Did you know...
- There is a Chinese proverb used for couples in love: “Two Mandarin Ducks playing in water”.
- In Chinese lore, Mandarin Ducks symbolise fidelity and marital affection. The Mandarin Duck’s symbol features predominantly in Chinese weddings.
- In the 20th century, private collections in Great Britain often escaped, meaning that a feral population established itself.
Geographical Region: Asia
Our Mandarin Ducks can be found in the South-East Asia Rainforest, Jewels of Asia and Pheasantry aviaries.
Distribution & Habitat
The Mandarin Duck originates from Russia, Japan, China, North and South Korea and Taiwan. However it has also been introduced into Europe and can be found in Slovenia, Switzerland, Austria, Germany, Belgium, Netherlands, Denmark, France and the United Kingdom.
They are usually found in areas where there is forests with a water source nearb, with their nests located in tree cavities close to the water.
Description & Behaviour
There is a striking difference between the male and female Mandarin Duck. The adult male’s breast is purple coloured with two white vertical stripes. Its flanks are a reddish colour and towards the back are orange feathers in the shape of a sail. It has a red beak and white patches surround the eyes with a streak of green and red running down from the top of its head.
The female has a white ring around its eye which continues as a stripe towards the back. Its feathers are mottled brown and white.
The sail-like shoulder feather on the male Mandarin Duck can be replaced up to three times during the mating season if it is lost.

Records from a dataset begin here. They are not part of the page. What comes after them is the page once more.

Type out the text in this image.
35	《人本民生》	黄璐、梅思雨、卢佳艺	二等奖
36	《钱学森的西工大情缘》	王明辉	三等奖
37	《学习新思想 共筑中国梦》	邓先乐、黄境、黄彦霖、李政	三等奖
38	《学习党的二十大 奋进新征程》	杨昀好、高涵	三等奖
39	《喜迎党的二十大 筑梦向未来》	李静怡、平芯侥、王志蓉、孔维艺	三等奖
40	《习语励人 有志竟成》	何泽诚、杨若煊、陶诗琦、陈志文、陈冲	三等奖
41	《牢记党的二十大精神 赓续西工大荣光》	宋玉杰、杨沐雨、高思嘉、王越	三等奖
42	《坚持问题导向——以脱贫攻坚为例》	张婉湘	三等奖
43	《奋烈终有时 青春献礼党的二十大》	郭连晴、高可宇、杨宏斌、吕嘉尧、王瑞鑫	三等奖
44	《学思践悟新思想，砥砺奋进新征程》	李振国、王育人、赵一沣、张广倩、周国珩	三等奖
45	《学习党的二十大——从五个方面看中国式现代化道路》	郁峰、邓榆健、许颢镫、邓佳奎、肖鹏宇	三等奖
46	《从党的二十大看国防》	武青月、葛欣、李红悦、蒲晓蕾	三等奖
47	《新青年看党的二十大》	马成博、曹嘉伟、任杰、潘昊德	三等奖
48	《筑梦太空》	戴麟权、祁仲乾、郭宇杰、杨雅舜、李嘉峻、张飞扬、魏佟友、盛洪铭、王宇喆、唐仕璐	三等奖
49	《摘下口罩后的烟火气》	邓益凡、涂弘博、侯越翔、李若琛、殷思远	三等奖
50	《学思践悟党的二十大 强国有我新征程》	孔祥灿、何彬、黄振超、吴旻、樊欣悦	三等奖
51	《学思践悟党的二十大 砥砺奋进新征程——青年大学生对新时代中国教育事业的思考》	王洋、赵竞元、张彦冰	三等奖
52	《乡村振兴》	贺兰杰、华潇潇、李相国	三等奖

During winter Mandarin Ducks can gather in small flocks but they rarely associate with other ducks. The Asian population of the bird are migratory and will winter in East China in lower altitudes. The Japanese and feral population in Britain are sedentary.

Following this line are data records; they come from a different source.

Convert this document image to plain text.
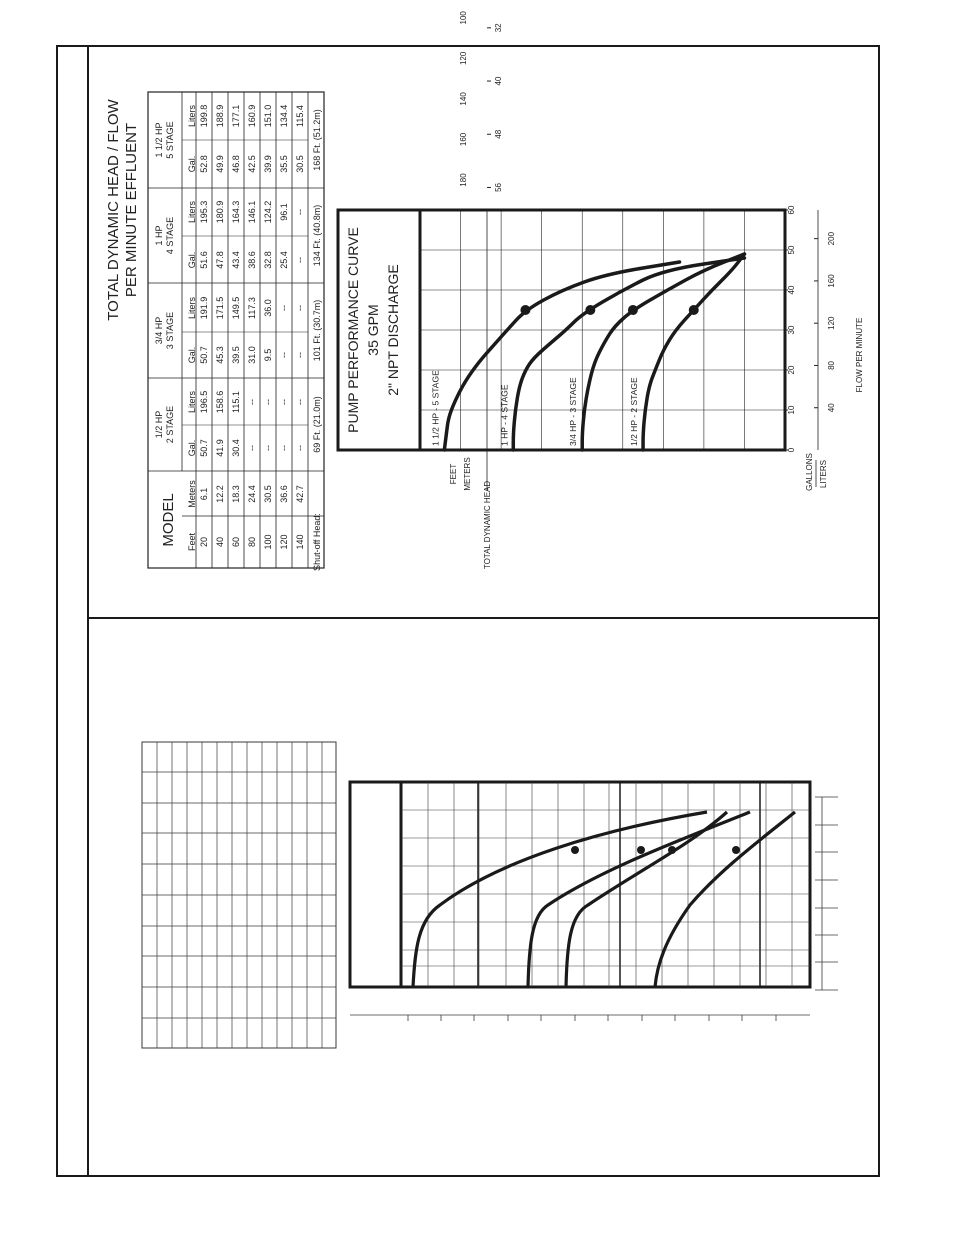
TOTAL DYNAMIC HEAD / FLOW PER MINUTE EFFLUENT
MODEL Feet
Meters
1/2 HP 2 STAGE
Gal.
Liters
3/4 HP 3 STAGE
Gal.
Liters
1 HP 4 STAGE
Gal.
Liters
1 1/2 HP 5 STAGE
Gal.
Liters
20
6.1
50.7
196.5
50.7
191.9
51.6
195.3
52.8
199.8
40
12.2
41.9
158.6
45.3
171.5
47.8
180.9
49.9
188.9
60
18.3
30.4
115.1
39.5
149.5
43.4
164.3
46.8
177.1
80
24.4
--
--
31.0
117.3
38.6
146.1
42.5
160.9
100
30.5
--
--
9.5
36.0
32.8
124.2
39.9
151.0
120
36.6
--
--
--
--
25.4
96.1
35.5
134.4
140
42.7
--
--
--
--
--
--
30.5
115.4
Shut-off Head:
69 Ft. (21.0m)
101 Ft. (30.7m)
134 Ft. (40.8m)
168 Ft. (51.2m)
PUMP PERFORMANCE CURVE 35 GPM 2" NPT DISCHARGE
0
10
20
30
40
50
60
40
80
120
160
200
100
120
140
160
180
FEET METERS
32
40
48
56
TOTAL DYNAMIC HEAD
GALLONS LITERS
FLOW PER MINUTE
1/2 HP - 2 STAGE
3/4 HP - 3 STAGE
1 HP - 4 STAGE
1 1/2 HP - 5 STAGE
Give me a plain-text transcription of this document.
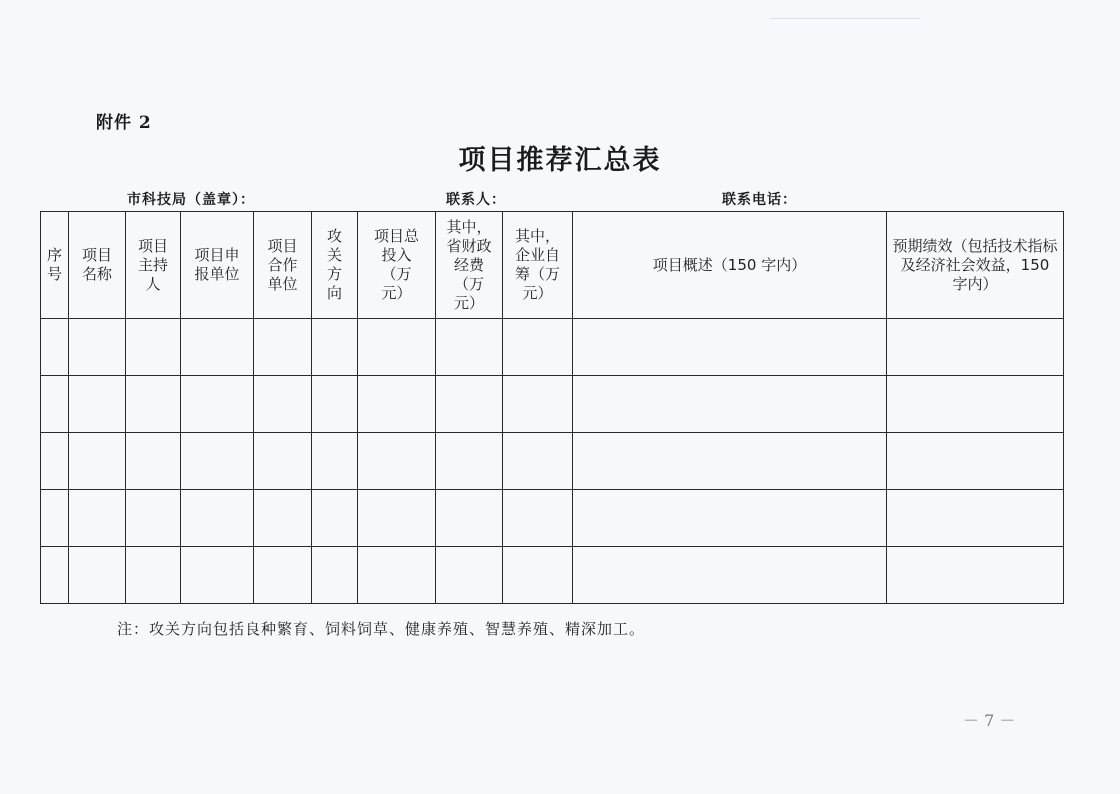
附件 2
项目推荐汇总表
市科技局（盖章）：	联系人：	联系电话：
序号	项目名称	项目主持人	项目申报单位	项目合作单位	攻关方向	项目总投入（万元）	其中，省财政经费（万元）	其中，企业自筹（万元）	项目概述（150 字内）	预期绩效（包括技术指标及经济社会效益，150 字内）

注：攻关方向包括良种繁育、饲料饲草、健康养殖、智慧养殖、精深加工。
－ 7 －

The breeding season for the Mandarin Duck starts in April. They breed in single pairs and make their nests in tree hollows. Between 9 and 12 eggs are laid.
Soon after hatching, the mother encourages the ducklings to leave the nest and join her on the ground.
Mandarin Ducks mainly eat seeds, aquatic plants, acorns, grain and animal food such as insects, fish and land-snails. They feed by dabbling on the water surface and also by dipping their head and upending in the shallow water.
They usually feed around dawn or dusk. During they day they will perch in the trees or on the ground.
Threats & Conservation
The Mandarin Duck has been declining in Asia due to habitat destruction and from being exported in vast numbers for many years.